Canada’s postal service obsolete

So what makes Canada Post so special that we need to save it? Where is the wailing for the blacksmith? The town crier? The lamp lighter? Not to put too fine a point on it, Canada Post is obsolete.

Canada Post has been obsolete for at least 20 years. Ever since the advent of email — yeah, that old technology — there hasn’t been a need for Canada Post. Email is almost passé with social networks.

All the while, we wail about how we need Canada Post. The union, CUPW, has been bleeding this cash cow dry. Postal carriers can expect to start at $23.11 per hour plus a bonus for flyers.
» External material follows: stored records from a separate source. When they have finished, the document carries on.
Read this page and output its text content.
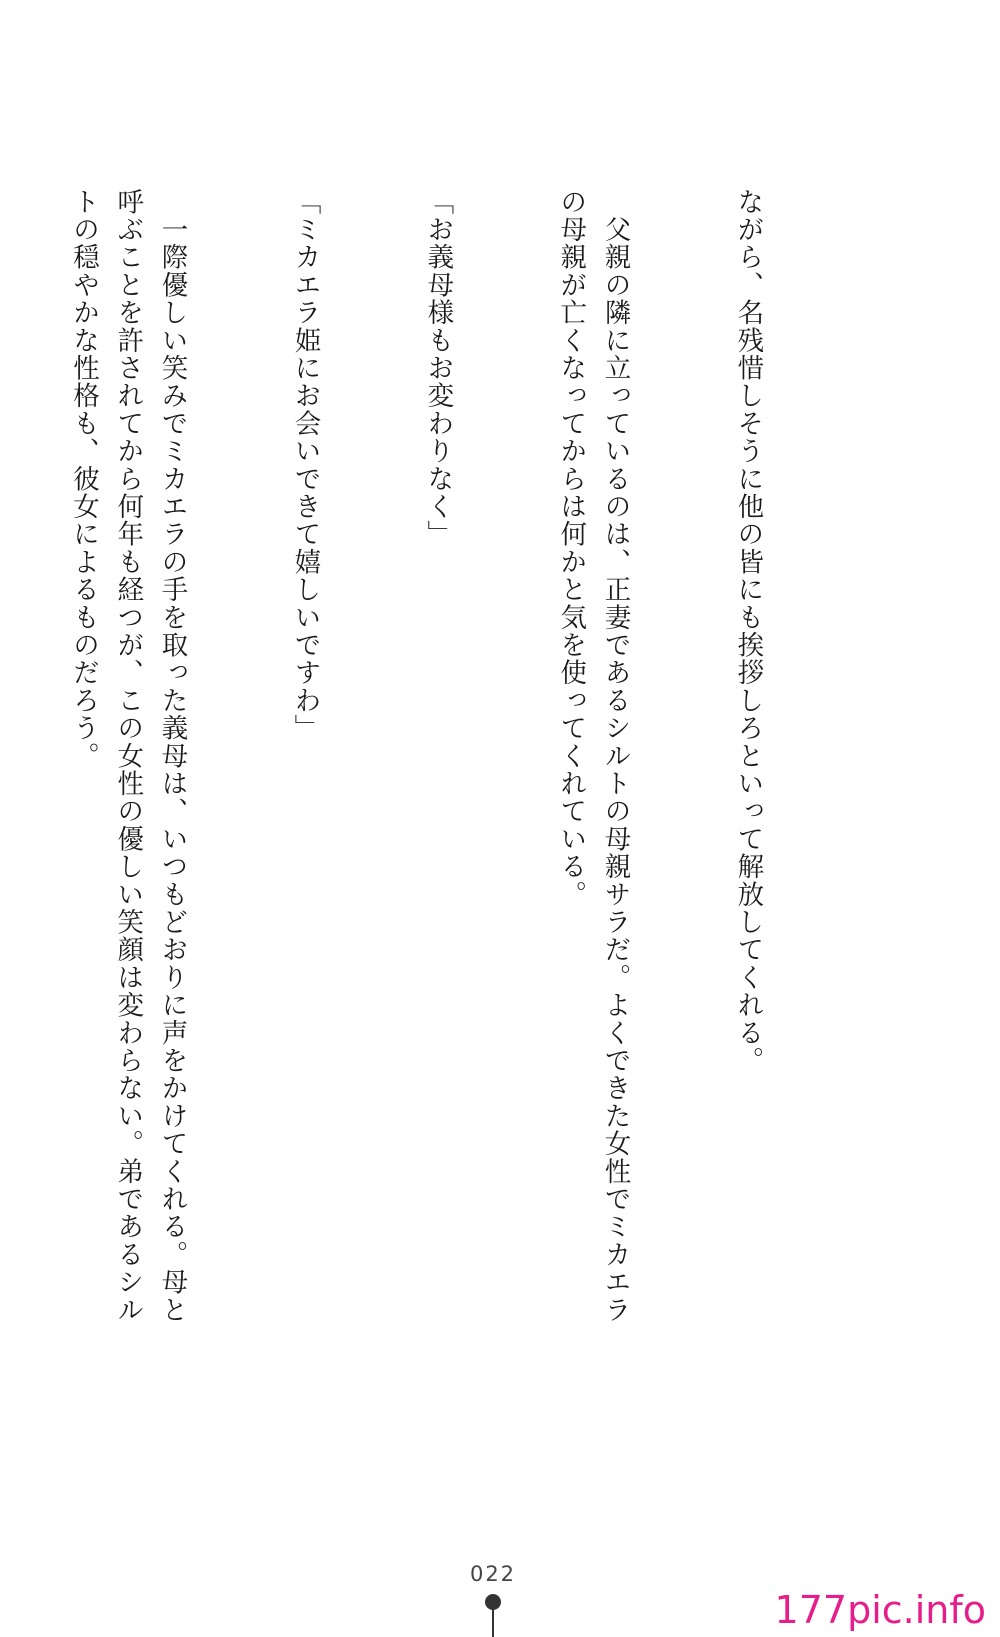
ながら、名残惜しそうに他の皆にも挨拶しろといって解放してくれる。

　父親の隣に立っているのは、正妻であるシルトの母親サラだ。よくできた女性でミカエラの母親が亡くなってからは何かと気を使ってくれている。

「お義母様もお変わりなく」

「ミカエラ姫にお会いできて嬉しいですわ」

　一際優しい笑みでミカエラの手を取った義母は、いつもどおりに声をかけてくれる。母と呼ぶことを許されてから何年も経つが、この女性の優しい笑顔は変わらない。弟であるシルトの穏やかな性格も、彼女によるものだろう。

022
177pic.info
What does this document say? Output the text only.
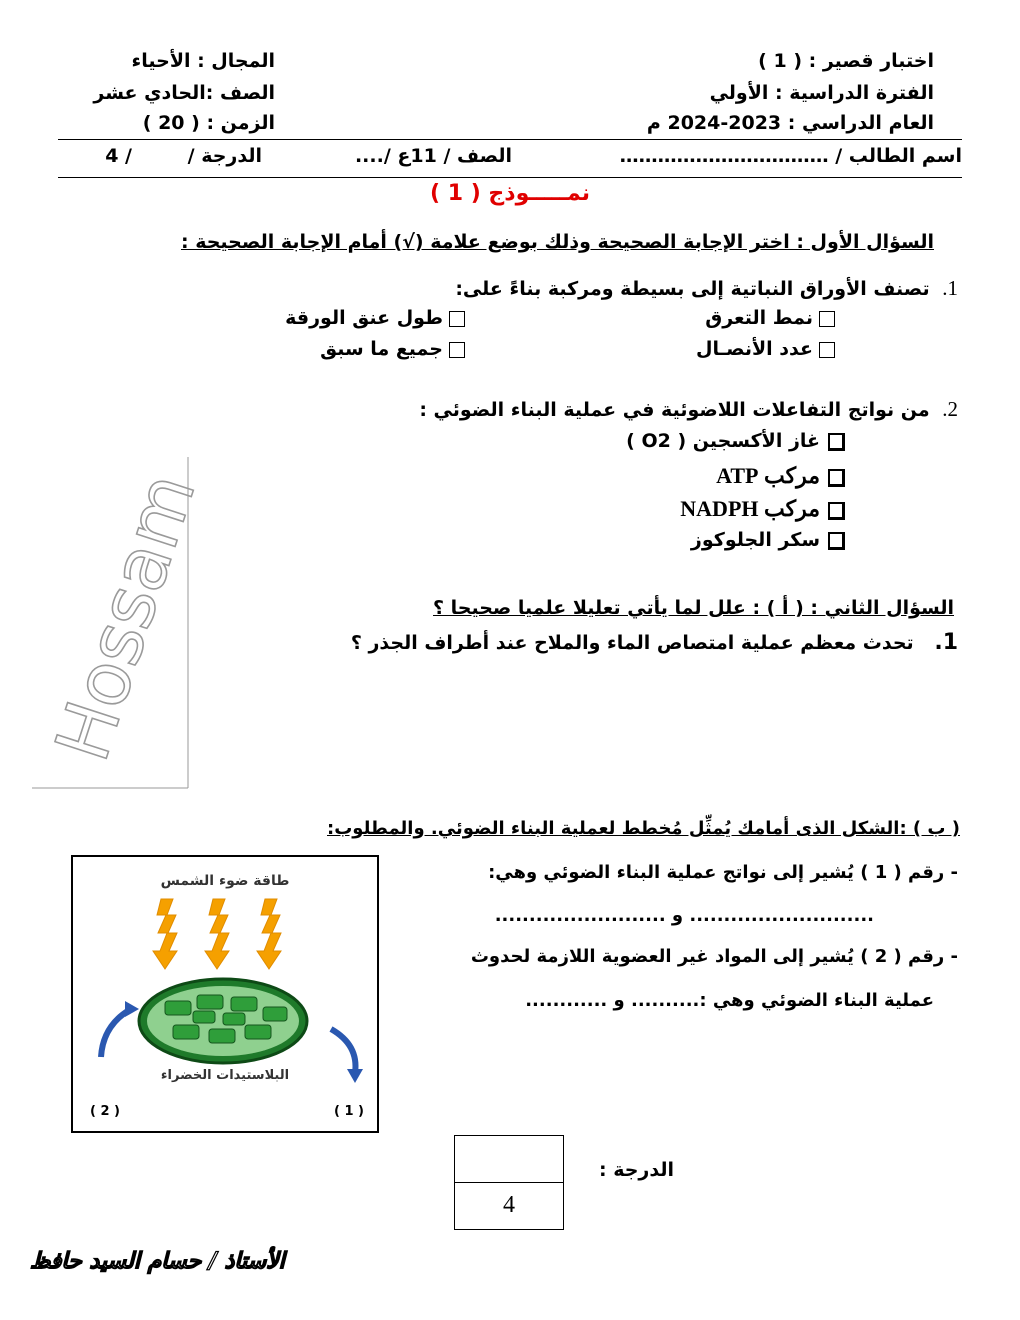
اختبار قصير : ( 1 )
الفترة الدراسية : الأولي
العام الدراسي : 2023-2024 م
المجال : الأحياء
الصف :الحادي عشر
الزمن : ( 20 )
اسم الطالب / ……………………………
الصف / 11ع /....
الدرجة /
/ 4
نمـــــوذج ( 1 )
السؤال الأول : اختر الإجابة الصحيحة وذلك بوضع علامة (√) أمام الإجابة الصحيحة :
1. تصنف الأوراق النباتية إلى بسيطة ومركبة بناءً على:
نمط التعرق
طول عنق الورقة
عدد الأنصـال
جميع ما سبق
2. من نواتج التفاعلات اللاضوئية في عملية البناء الضوئي :
غاز الأكسجين ( O2 )
مركب ATP
مركب NADPH
سكر الجلوكوز
Hossam	السؤال الثاني : ( أ ) : علل لما يأتي تعليلا علميا صحيحا ؟
1. تحدث معظم عملية امتصاص الماء والملاح عند أطراف الجذر ؟
( ب ) :الشكل الذى أمامك يُمثِّل مُخطط لعملية البناء الضوئي. والمطلوب:
- رقم ( 1 ) يُشير إلى نواتج عملية البناء الضوئي وهي:
........................... و .........................
- رقم ( 2 ) يُشير إلى المواد غير العضوية اللازمة لحدوث
عملية البناء الضوئي وهي :.......... و ............
طاقة ضوء الشمس
البلاستيدات الخضراء
( 2 )	( 1 )
4
الدرجة :
الأستاذ / حسام السيد حافظ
Seriously, ask yourself, what proportion of your daily mail just winds up straight into your recycle bin? In our household we receive perhaps half-a-dozen postcards and two or three cheques per year.

Bills? E-post.

Personal letters? Email or Facebook.

Packages? UPS, Fedex, Purolator or DHL.

To put a further nail in Canada Post’s box, Amazon has announced that it will be trialing drone delivery. I can foresee the day where a combination of autonomously driven trucks and drones handle vast amorphous regions with better service and vastly fewer manpower than exists in today’s Canada Post.

Autonomous drone delivery is probably not the end-all either with 3D printing coming down the pipe.